L’euroscetticismo leghista viene declinato in senso renziano e anche la campagna di Salvini sull’immigrazione appare un po’ sbiadita dopo che l’emergenza si è spostata da Lampedusa alle frontiere europee del Nordest: come si potrà dire che sia colpa dell’imbelle governo italiano l’invasione degli immigrati? Con l’abolizione della Tasi e dell’Imu, il vessillo per eccellenza della destra berlusconiana, la detassazione della prima casa come bene di tutti gli italiani che la possiedono e che sono la stragrande maggioranza, viene afferrato da quello che Berlusconi chiama il «copione».
Come potrebbe ora il centrodestra opporsi alla misura-simbolo di un’intera fase politica? Come faranno i vari Renato Brunetta a contestare una misura che è tipicamente del centrodestra? Del resto, persino i super-polemici giornali della destra sono sembrati molto meno aggressivi del previsto con la legge di Stabilità di Renzi.

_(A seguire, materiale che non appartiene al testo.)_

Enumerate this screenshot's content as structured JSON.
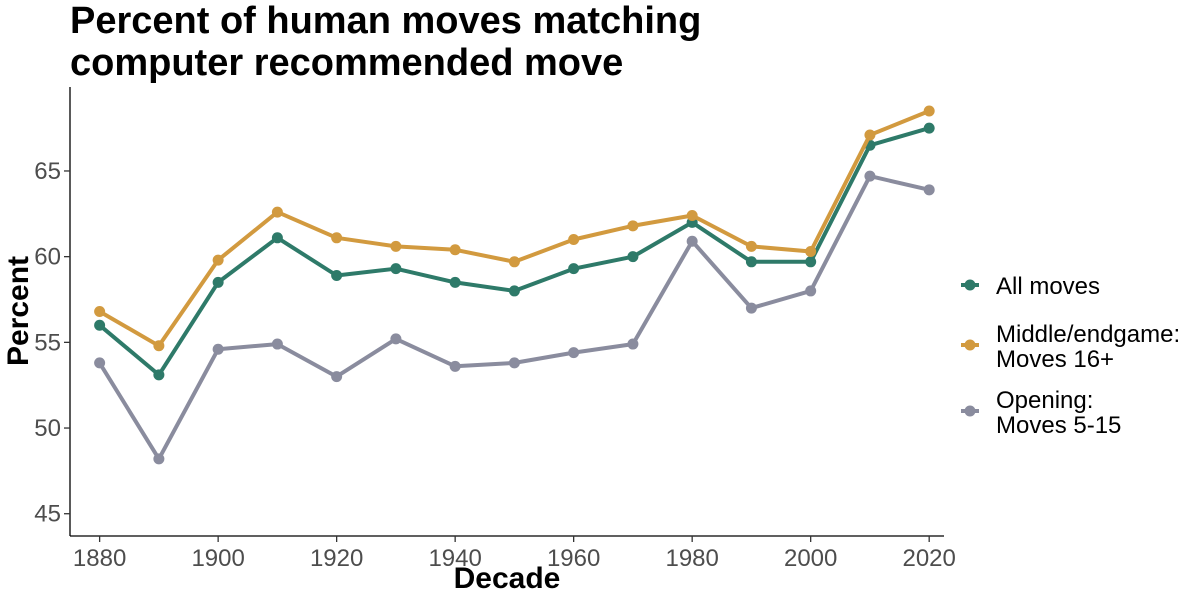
{
  "chart_data": {
    "type": "line",
    "title_lines": [
      "Percent of human moves matching",
      "computer recommended move"
    ],
    "xlabel": "Decade",
    "ylabel": "Percent",
    "x": [
      1880,
      1890,
      1900,
      1910,
      1920,
      1930,
      1940,
      1950,
      1960,
      1970,
      1980,
      1990,
      2000,
      2010,
      2020
    ],
    "xlim": [
      1875,
      2022.5
    ],
    "ylim": [
      43.7,
      69.9
    ],
    "x_ticks": [
      1880,
      1900,
      1920,
      1940,
      1960,
      1980,
      2000,
      2020
    ],
    "y_ticks": [
      45,
      50,
      55,
      60,
      65
    ],
    "grid": false,
    "legend_position": "right",
    "series": [
      {
        "name": "Opening: Moves 5-15",
        "legend_lines": [
          "Opening:",
          "Moves 5-15"
        ],
        "color": "#8a8c9e",
        "values": [
          53.8,
          48.2,
          54.6,
          54.9,
          53.0,
          55.2,
          53.6,
          53.8,
          54.4,
          54.9,
          60.9,
          57.0,
          58.0,
          64.7,
          63.9
        ]
      },
      {
        "name": "All moves",
        "legend_lines": [
          "All moves"
        ],
        "color": "#2e7a69",
        "values": [
          56.0,
          53.1,
          58.5,
          61.1,
          58.9,
          59.3,
          58.5,
          58.0,
          59.3,
          60.0,
          62.0,
          59.7,
          59.7,
          66.5,
          67.5
        ]
      },
      {
        "name": "Middle/endgame: Moves 16+",
        "legend_lines": [
          "Middle/endgame:",
          "Moves 16+"
        ],
        "color": "#d29a3f",
        "values": [
          56.8,
          54.8,
          59.8,
          62.6,
          61.1,
          60.6,
          60.4,
          59.7,
          61.0,
          61.8,
          62.4,
          60.6,
          60.3,
          67.1,
          68.5
        ]
      }
    ],
    "legend_order": [
      1,
      2,
      0
    ]
  }
}
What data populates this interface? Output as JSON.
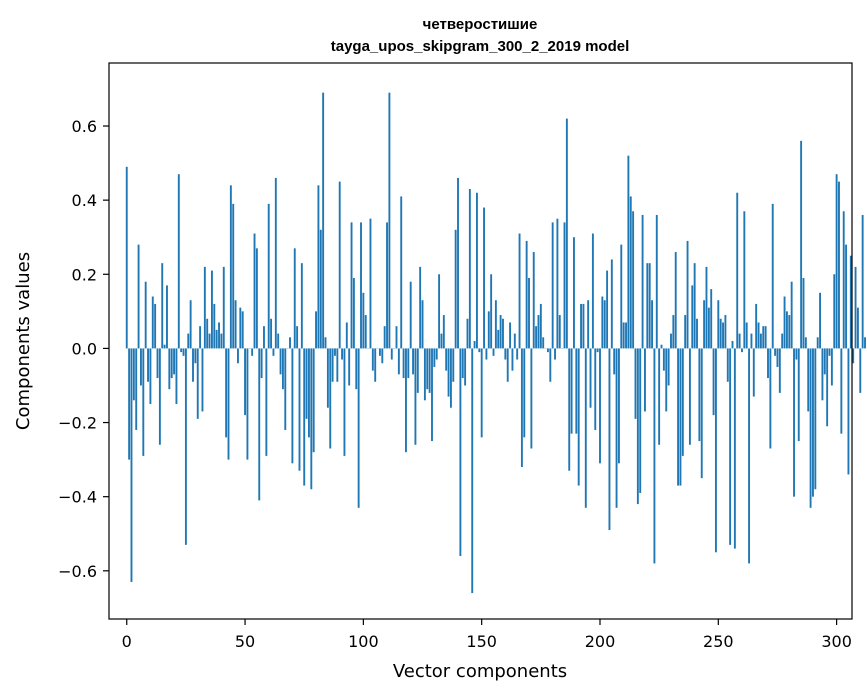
{
  "chart_data": {
    "type": "bar",
    "title": "четверостишие",
    "subtitle": "tayga_upos_skipgram_300_2_2019 model",
    "xlabel": "Vector components",
    "ylabel": "Components values",
    "xlim": [
      -7.5,
      306.5
    ],
    "ylim": [
      -0.73,
      0.77
    ],
    "xticks": [
      0,
      50,
      100,
      150,
      200,
      250,
      300
    ],
    "yticks": [
      -0.6,
      -0.4,
      -0.2,
      0.0,
      0.2,
      0.4,
      0.6
    ],
    "ytick_labels": [
      "−0.6",
      "−0.4",
      "−0.2",
      "0.0",
      "0.2",
      "0.4",
      "0.6"
    ],
    "grid": false,
    "color": "#1f77b4",
    "values": [
      0.49,
      -0.3,
      -0.63,
      -0.14,
      -0.22,
      0.28,
      -0.1,
      -0.29,
      0.18,
      -0.09,
      -0.15,
      0.14,
      0.12,
      -0.08,
      -0.26,
      0.23,
      0.01,
      0.17,
      -0.11,
      -0.08,
      -0.07,
      -0.15,
      0.47,
      -0.01,
      -0.02,
      -0.53,
      0.04,
      0.13,
      -0.09,
      -0.04,
      -0.19,
      0.06,
      -0.17,
      0.22,
      0.08,
      0.04,
      0.21,
      0.12,
      0.05,
      0.07,
      0.04,
      0.22,
      -0.24,
      -0.3,
      0.44,
      0.39,
      0.13,
      -0.04,
      0.11,
      0.1,
      -0.18,
      -0.3,
      0.0,
      -0.02,
      0.31,
      0.27,
      -0.41,
      -0.08,
      0.06,
      -0.29,
      0.39,
      0.08,
      -0.02,
      0.46,
      0.04,
      -0.07,
      -0.11,
      -0.22,
      0.0,
      0.03,
      -0.31,
      0.27,
      0.06,
      -0.33,
      0.23,
      -0.37,
      -0.19,
      -0.24,
      -0.38,
      -0.28,
      0.1,
      0.44,
      0.32,
      0.69,
      0.03,
      -0.16,
      -0.27,
      -0.09,
      -0.02,
      -0.09,
      0.45,
      -0.03,
      -0.29,
      0.07,
      -0.1,
      0.34,
      0.19,
      -0.11,
      -0.43,
      0.34,
      0.15,
      0.09,
      0.0,
      0.35,
      -0.06,
      -0.09,
      0.0,
      -0.02,
      -0.04,
      0.06,
      0.34,
      0.69,
      -0.03,
      0.0,
      0.06,
      -0.07,
      0.41,
      -0.08,
      -0.28,
      -0.08,
      0.18,
      -0.07,
      -0.26,
      -0.12,
      0.22,
      0.13,
      -0.14,
      -0.11,
      -0.12,
      -0.25,
      -0.05,
      -0.03,
      0.2,
      0.04,
      0.09,
      -0.06,
      -0.13,
      -0.16,
      -0.09,
      0.32,
      0.46,
      -0.56,
      -0.08,
      -0.1,
      0.08,
      0.43,
      -0.66,
      0.02,
      0.42,
      -0.01,
      -0.24,
      0.38,
      -0.03,
      0.1,
      0.2,
      -0.02,
      0.13,
      0.05,
      0.09,
      0.08,
      -0.03,
      -0.09,
      0.07,
      -0.06,
      0.04,
      -0.03,
      0.31,
      -0.32,
      -0.24,
      0.29,
      0.19,
      -0.27,
      0.26,
      0.06,
      0.09,
      0.12,
      0.03,
      0.0,
      -0.01,
      -0.09,
      0.34,
      -0.03,
      0.35,
      0.09,
      0.0,
      0.34,
      0.62,
      -0.33,
      -0.23,
      0.3,
      -0.23,
      -0.37,
      0.12,
      0.12,
      -0.43,
      0.13,
      -0.16,
      0.31,
      -0.22,
      -0.01,
      -0.31,
      0.14,
      0.13,
      0.21,
      -0.49,
      0.24,
      -0.07,
      -0.43,
      -0.31,
      0.28,
      0.07,
      0.07,
      0.52,
      0.41,
      0.37,
      -0.19,
      -0.42,
      -0.39,
      0.36,
      -0.17,
      0.23,
      0.23,
      0.13,
      -0.58,
      0.36,
      -0.26,
      0.01,
      -0.06,
      -0.17,
      -0.1,
      0.04,
      0.09,
      0.26,
      -0.37,
      -0.37,
      -0.29,
      0.09,
      0.29,
      -0.26,
      0.17,
      0.23,
      0.08,
      -0.25,
      -0.35,
      0.13,
      0.22,
      0.11,
      0.16,
      -0.18,
      -0.55,
      0.13,
      0.08,
      0.07,
      0.09,
      -0.09,
      -0.53,
      0.02,
      -0.54,
      0.42,
      0.04,
      -0.01,
      0.37,
      0.07,
      -0.58,
      0.04,
      -0.13,
      0.12,
      0.07,
      0.04,
      0.06,
      0.06,
      -0.08,
      -0.27,
      0.39,
      -0.02,
      -0.05,
      -0.12,
      0.04,
      0.14,
      0.1,
      0.09,
      0.18,
      -0.4,
      -0.03,
      -0.25,
      0.56,
      0.19,
      0.03,
      -0.17,
      -0.43,
      -0.4,
      -0.38,
      0.03,
      0.15,
      -0.14,
      -0.07,
      -0.21,
      -0.02,
      -0.1,
      0.2,
      0.47,
      0.45,
      -0.23,
      0.37,
      0.28,
      -0.34,
      0.25,
      -0.04,
      0.22,
      0.11,
      -0.12,
      0.36,
      0.03
    ]
  }
}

Il Nuovo centrodestra di Alfano appare oramai compiutamente fagocitato, non più solo satellizzato, nell’orbita renziana. Rimane al Ncd la bandiera dell’opposizione sulle unioni civili delle coppie dello stesso sesso, ma Renzi gestisce con abilità la tempistica, prima accelerando, poi frenando, tenendo in apprensione gli alleati di governo, ma ritardando strategicamente il momento in cui dovranno cedere anche su quest’ultima trincea. In Parlamento, poi, lo stillicidio di tradimenti nelle file di Forza Italia tentate dalla sirena di Renzi non sembra aver fine. Non è ben chiaro se questo inglobamento pigliatutto sia esattamente lo schema di un ipotetico «Partito della nazione» che dovrebbe superare il Pd. Certo, la disfatta durissima della sinistra interna ed esterna al Pd sulla riforma del Senato lascia campo libero a Renzi. Che oramai sembra che dovrà vedersela con un Movimento 5 Stelle vigoroso ma con un centrodestra che, se non correrà con urgenza ai ripari, rischia la marginalità politica e anche un clamoroso autogol a Milano e a Roma mentre i vertici si dilaniano sulle candidature.Un nuovo e inedito bipolarismo che il bulimico Renzi pigliatutto sta costruendo ogni giorno. Accelerando.